The world is sort of an awful place to be a teenage girl; they are programmed to hate their bodies and each other, their emotions are mocked, their opinions invalidated, and you can forget about independent decision-making. Consequently, it's really difficult for girls to form healthy connections with, well, anyone.

And then along comes YouTube. A platform for interacting that, while it definitely has issues, is somewhat less antagonistic towards girls than the IRL world. The YT world (at least, the one I'm in) is largely comprised of younger people, and so maintains slightly lower levels of misogyny than the real world, which is dominated by our parents' generation. The anonymity of YouTube means that viewers who are girls can be enthusiastic, emotional, opinionated and in general act like real humans, without being attacked and shot down the way they are IRL.

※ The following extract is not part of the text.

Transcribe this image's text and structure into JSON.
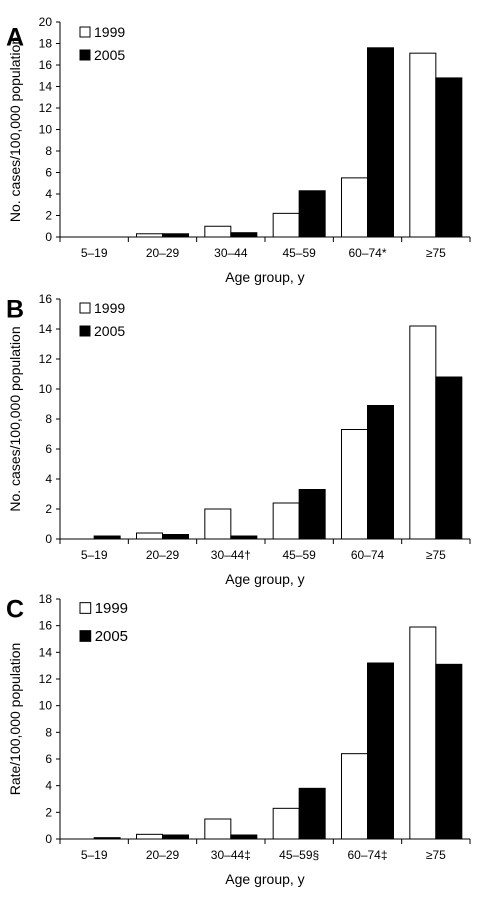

(I'm not saying YouTube is some wonderful equality paradise - there are A Whole Lot of problems faced by anyone who is not male in the community. But as a teenage girl and also a YT viewer, it is far easier to care about stuff here than to care about stuff IRL.)

And so, teenage girls, who find it so difficult to connect with people in their everyday lives, find themselves forming connections on YouTube. Whether it's someone they find charming and attractive or someone whose art they admire and aspire to (or more likely both), they become emotionally invested, just like any other viewer, in both the content and the creator.

And that emotional investment should not be mocked or put down or deemed dangerous - it's really actually sort of beautiful. Connections with people are how we grow and mature and learn more about ourselves. They are, as stated above, Good Things.

When a creator breaks the trust of their audience, it's really awful. When that audience is largely comprised of teenage girls, as many popular YouTubers' audiences are - it's really really awful. Because from about the age of 13, girls are constantly having their trust broken. Their trust that their bodies can look like the pictures in magazines. Their trust that they can actually have any job they want. Their trust that their voices will be listened to just as much as the voices of their male peers. Their trust that the world sees them as people.

All of these things, teenage girls learn, are not the case.

But because they are wonderful and strong and really, really brave, teenage girls persist in caring about things. They persist in shouting and having their voice heard. They persist in forming connections, even though they know that trust is so easily broken.

People argue that events like this are grim warnings. That when a "fangirl" puts her trust into a musician - whose music is the only thing that lets her fall asleep at night, who tells her she's awesome and thanks her for supporting his career - and he turns out to be a complete asshole, that it's preparation for the real world. For all the other people who will break her heart. They argue that this will teach girls not to "obsess" over someone they don't actually know. 

The thing is, it's not a warning. As anyone who has spent 5 minutes as a teenage girl can tell you, it's just a confirmation of what they already knew. Just the very latest in a string of people who have broken their trust.

And we have to hope, we have to hope with all our might, that once this is over, they will still have trust to give.